A recent visit to South West Victoria has deeply troubled Friends of the Earth. Perhaps the most haunting image of the crisis facing koalas in the region was a mother and baby holding on to a dead bluegum plantation tree, as Wedge Tail Eagles circled overhead. Thousands of similar scenarios are playing out across the region at present time. The plantation in question had been logged about one year ago. [The animals of concern appear to have survived as they were not present in or around the tree the next morning].
Last weeks discovery of hundreds of dead and starving koalas near Portland is likely to be repeated across the region. Tens of thousands of hectares of retired bluegum plantations are currently being converted back to farmland across the region. The culprits of last week's "Koala Massacre" may not be the only landholders in the region responsible for koala deaths. Bluegum plantation companies generally leave a very small proportion of their plantation as habitat trees. This isn't always the case with private landholders, who have also been observed poisoning thousands of coppicing bluegum trees.
Mother and Baby koala cling to life on a dead bluegum tree near Heywood.

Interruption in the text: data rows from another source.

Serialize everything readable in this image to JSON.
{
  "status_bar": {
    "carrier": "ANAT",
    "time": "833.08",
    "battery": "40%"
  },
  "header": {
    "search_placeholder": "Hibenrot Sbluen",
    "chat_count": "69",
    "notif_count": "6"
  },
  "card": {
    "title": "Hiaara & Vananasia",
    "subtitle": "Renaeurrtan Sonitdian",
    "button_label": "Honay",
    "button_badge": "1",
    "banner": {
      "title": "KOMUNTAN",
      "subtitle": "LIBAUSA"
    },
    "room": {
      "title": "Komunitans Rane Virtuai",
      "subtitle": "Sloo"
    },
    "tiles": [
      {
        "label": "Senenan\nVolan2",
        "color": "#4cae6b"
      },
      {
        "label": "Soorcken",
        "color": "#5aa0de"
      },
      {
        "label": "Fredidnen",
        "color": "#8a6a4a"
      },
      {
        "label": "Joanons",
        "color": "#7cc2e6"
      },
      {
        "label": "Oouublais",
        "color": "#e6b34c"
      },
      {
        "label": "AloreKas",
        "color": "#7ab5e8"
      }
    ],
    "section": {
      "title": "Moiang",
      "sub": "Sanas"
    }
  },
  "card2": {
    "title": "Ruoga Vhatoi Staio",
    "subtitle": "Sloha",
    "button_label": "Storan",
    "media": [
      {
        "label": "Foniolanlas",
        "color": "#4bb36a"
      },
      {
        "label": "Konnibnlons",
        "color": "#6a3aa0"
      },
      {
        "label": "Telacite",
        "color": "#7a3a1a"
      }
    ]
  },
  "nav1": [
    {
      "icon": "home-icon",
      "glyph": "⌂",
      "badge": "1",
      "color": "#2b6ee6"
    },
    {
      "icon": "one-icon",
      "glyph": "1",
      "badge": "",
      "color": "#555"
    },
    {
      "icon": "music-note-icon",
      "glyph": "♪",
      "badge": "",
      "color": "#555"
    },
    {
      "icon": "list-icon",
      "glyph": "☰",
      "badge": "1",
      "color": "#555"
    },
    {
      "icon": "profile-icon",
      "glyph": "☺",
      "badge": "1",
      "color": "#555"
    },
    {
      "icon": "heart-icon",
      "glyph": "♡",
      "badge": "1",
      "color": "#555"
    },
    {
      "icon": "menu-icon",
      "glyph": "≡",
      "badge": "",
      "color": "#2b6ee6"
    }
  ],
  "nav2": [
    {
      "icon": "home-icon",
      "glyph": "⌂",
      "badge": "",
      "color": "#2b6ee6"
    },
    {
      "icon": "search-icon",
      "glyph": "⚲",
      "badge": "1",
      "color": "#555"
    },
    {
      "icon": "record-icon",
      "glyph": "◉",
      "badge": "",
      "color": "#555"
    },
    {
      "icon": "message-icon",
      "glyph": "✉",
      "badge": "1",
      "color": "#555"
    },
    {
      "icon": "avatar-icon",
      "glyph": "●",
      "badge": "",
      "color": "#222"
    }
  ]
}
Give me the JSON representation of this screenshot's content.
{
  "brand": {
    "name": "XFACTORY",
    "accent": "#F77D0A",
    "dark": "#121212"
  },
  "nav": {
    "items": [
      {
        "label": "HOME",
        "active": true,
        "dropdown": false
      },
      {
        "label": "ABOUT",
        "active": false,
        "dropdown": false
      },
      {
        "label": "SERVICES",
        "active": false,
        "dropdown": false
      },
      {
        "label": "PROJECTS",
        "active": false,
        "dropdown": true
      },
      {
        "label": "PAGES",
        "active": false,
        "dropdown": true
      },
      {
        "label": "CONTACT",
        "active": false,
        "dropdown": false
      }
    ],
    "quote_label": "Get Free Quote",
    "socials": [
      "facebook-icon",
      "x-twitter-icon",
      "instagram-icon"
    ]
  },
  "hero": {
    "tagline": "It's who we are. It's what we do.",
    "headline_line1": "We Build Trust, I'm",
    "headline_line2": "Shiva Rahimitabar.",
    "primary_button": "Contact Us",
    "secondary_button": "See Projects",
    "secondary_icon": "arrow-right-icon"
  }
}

The koala population has exploded since the planting of 170,000 hectares of bluegum plantations since the mid 1990's. Almost every bluegum plantation visited by Friends of the Earth over the past couple of days, had signs of koala skats and the animals themselves. Tens of thousands of animals are likely to be populating bluegum plantations, with many animals remaining after the logging is completed. Remnant isolated clumps of bluegums may be the only remaining habitat after a plantation is clearfelled. Friends of the Earth has been warning about this crisis since 2014 and has been alarmed at the explosion of bluegum plantations across of the region since the 1990's.
Last weeks clearing of a logged bluegum plantation near Cape Bridgewater is not likely to be the only koala massacre location.
Remnant vegetation along roadsides near plantations and in the plantations themselves appears to be dieing due to overbrowsing by koalas. The recent koala disaster in 2015 at Cape Otway where hundreds of translocated koalas had to be euthanised, due to overbrowsing could be repeated across a much larger landscape of South West Victoria in the very near future. The Victoria Government needs to come up with an action plan immediately to stop untold suffering to thousands of animals. The major causes of the problem are 1) A pathogen free translocated koala population and 2) Planting of 170,000 hectares of koala feed in the form of bluegum plantations.
This map produced in 2006 by Friends of the Earth, shows the extent of new bluegum plantations (in yellow) established in south west Victoria between 1996-2006. The words bluegum plantations could be replaced with "koala feed".
Friends of the Earth understands that up to 2000 koalas may have already been "rescued" from plantations since 2013 and released back into remnant vegetation. This relocation may only be the beginning, as ten of thousands of hectares of bluegum plantations will be logged over the next couple of years. Is there enough remnant vegetation of suitable species type that will possibly have to accomodate another 5,000 - 10,000 koala rescues over the next decade? Friends of the Earth also witnessed at least 20 koalas killed on highways. Residents in Portland and local farmers are already raising concerns about koala numbers.